Step-by-step: designing your own SKU naming convention
Worked example: category "Hoodie" → HOO, brand "Nova" → NOV, size "Medium" → M, colour "Charcoal" → CHR, giving HOO-NOV-M-CHR. Add a two-digit batch suffix if you restock the same combination from a different supplier later — HOO-NOV-M-CHR-02.
- List the attributes that actually help you find stock fast. For most shops that's category, brand or supplier, size, and colour — resist the urge to add more than four or five, or the code becomes unreadable.
- Decide an abbreviation rule per attribute. "Hoodie" might become "HOO" (first three letters), "Extra Large" might become "XL" (an initials rule), and a colour list might use a fixed custom mapping so "Charcoal" always shortens to "CHR", never "CHA" one week and "CHR" the next.
- Pick one separator and stick to it. A hyphen is the safest universal choice — it survives copy-paste into Excel and most marketplace bulk-upload templates without being reinterpreted as a formula or a date.
- Add a sequential number if two products could otherwise collide. Zero-pad it (001, 002…) so the codes sort correctly in a spreadsheet.
- Decide on a maximum length before you generate anything. Marketplace fields have hard limits (see below), and a 40-character SKU isn't more informative than a 14-character one — it's just harder to read on a shelf.
Best practices — and the mistakes that come back to bite you
- Avoid the letter O and the digit 0 together, and the letter I or lowercase l next to the digit 1 — on a printed label these are genuinely hard to tell apart. This generator flags both automatically.
- Never start a SKU with a zero. Excel and Google Sheets silently strip leading zeros when a cell is treated as a number, turning "007-BLU" into "7-BLU" the moment someone re-opens your export.
- Don't encode information that changes — a supplier's cost price or a shelf location. Both change independently of the product itself.
- Keep the format identical across your whole catalogue. A SKU scheme that's 8 characters for one category and 14 for another looks fine until you try to sort a spreadsheet by SKU and the columns don't line up.
- Stick to A–Z, 0–9, hyphens, underscores and full stops.
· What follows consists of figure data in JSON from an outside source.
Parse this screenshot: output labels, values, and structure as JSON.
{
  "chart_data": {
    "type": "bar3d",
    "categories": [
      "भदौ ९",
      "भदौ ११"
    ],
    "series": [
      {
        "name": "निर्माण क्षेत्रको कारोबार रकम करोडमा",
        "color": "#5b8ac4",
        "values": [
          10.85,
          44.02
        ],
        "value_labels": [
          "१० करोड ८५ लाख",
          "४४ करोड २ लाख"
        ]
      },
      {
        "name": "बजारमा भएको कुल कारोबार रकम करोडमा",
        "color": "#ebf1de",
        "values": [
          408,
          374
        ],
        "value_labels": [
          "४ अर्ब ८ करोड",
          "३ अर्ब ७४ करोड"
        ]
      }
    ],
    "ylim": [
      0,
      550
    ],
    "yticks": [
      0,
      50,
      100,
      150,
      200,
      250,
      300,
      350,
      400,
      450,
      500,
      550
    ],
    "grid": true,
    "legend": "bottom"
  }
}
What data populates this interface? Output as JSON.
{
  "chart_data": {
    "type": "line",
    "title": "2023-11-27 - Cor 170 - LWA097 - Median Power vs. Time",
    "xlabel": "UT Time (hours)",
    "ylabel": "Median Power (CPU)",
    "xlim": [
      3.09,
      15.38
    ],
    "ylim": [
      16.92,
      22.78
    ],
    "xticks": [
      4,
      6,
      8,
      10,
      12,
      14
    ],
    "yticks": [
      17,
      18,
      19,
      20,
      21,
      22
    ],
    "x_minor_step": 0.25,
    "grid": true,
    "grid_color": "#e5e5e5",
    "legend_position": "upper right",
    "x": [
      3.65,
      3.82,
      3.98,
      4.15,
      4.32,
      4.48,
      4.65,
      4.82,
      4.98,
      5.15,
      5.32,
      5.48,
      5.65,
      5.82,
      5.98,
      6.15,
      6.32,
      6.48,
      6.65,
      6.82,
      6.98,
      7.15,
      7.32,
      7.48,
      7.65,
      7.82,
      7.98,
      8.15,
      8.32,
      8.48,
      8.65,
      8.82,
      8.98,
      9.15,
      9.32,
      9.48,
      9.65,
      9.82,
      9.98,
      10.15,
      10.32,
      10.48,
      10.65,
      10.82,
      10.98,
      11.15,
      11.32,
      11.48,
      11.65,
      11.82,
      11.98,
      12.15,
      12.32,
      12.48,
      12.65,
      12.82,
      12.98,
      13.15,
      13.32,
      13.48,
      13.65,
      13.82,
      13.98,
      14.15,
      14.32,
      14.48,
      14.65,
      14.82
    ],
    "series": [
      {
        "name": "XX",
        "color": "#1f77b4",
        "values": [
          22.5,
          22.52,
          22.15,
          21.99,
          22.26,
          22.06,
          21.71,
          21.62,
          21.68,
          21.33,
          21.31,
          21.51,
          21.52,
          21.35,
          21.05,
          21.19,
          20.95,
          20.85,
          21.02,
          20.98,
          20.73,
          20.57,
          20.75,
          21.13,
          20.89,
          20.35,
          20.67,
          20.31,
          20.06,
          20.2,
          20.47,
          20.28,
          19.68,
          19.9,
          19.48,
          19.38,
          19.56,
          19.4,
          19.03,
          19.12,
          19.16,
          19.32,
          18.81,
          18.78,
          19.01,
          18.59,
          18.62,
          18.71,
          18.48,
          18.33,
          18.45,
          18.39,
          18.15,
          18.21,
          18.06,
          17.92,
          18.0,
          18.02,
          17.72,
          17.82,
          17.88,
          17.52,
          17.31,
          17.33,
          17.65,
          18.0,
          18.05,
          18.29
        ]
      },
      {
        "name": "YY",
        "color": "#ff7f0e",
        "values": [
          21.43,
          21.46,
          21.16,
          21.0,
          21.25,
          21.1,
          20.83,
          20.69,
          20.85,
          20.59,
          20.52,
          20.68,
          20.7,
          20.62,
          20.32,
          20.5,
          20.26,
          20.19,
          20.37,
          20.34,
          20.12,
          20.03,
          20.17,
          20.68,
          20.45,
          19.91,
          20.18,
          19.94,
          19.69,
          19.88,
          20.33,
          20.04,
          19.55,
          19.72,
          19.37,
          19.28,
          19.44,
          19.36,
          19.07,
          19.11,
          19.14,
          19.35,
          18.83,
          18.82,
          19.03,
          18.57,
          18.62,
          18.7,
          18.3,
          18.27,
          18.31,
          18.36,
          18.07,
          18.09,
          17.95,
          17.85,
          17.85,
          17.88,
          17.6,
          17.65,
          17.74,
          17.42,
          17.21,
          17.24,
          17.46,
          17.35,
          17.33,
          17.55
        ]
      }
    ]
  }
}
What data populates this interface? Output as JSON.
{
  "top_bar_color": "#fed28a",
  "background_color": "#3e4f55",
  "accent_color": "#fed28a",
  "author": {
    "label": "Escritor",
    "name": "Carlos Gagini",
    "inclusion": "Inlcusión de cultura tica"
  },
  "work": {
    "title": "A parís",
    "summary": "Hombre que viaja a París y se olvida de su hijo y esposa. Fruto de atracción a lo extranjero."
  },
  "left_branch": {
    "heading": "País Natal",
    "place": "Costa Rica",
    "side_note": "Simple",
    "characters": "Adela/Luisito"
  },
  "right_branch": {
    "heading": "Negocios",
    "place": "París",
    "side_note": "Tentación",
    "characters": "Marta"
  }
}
Spaces and special characters cause silent failures in CSV imports on most marketplace bulk tools.
Marketplace-specific SKU rules for Gibraltar-based sellers
Cross-border selling on Amazon.co.uk and eBay UK is the most common route for Gibraltar sellers, given the territory's trading relationship with the UK. Amazon's "Seller SKU" field allows up to 40 characters, and eBay's equivalent "Custom Label" field allows 50 — both are internal-only fields, never shown to buyers, and both strongly favour plain letters, numbers and hyphens over special characters, which have historically caused feed errors.
Because Gibraltar sits outside the EU customs union while trading heavily with both the UK and EU markets, sellers frequently list the same product across UK and EU marketplaces under the same internal SKU but different regional listing IDs — keeping one master SKU list, generated once here, avoids maintaining separate numbering schemes per marketplace.
Bulk workflow: from spreadsheet chaos to a clean variant matrix
The single biggest time cost in SKU management is entering size/colour combinations one at a time. If you stock 4 sizes and 5 colours across 3 styles, that's 60 SKUs — manageable in this tool in under a minute, because entering "S, M, L, XL" once against Size and all five colour names once against Colour generates every combination automatically as a true cartesian matrix, not a queue of single-item forms.
Once generated, sort the results table by any column to spot-check a size run, copy the whole set to your clipboard, or export to CSV or Excel. The Excel export writes every SKU as text, not a number, so codes with leading digits or hyphens import into your inventory system or a marketplace bulk-upload template exactly as generated.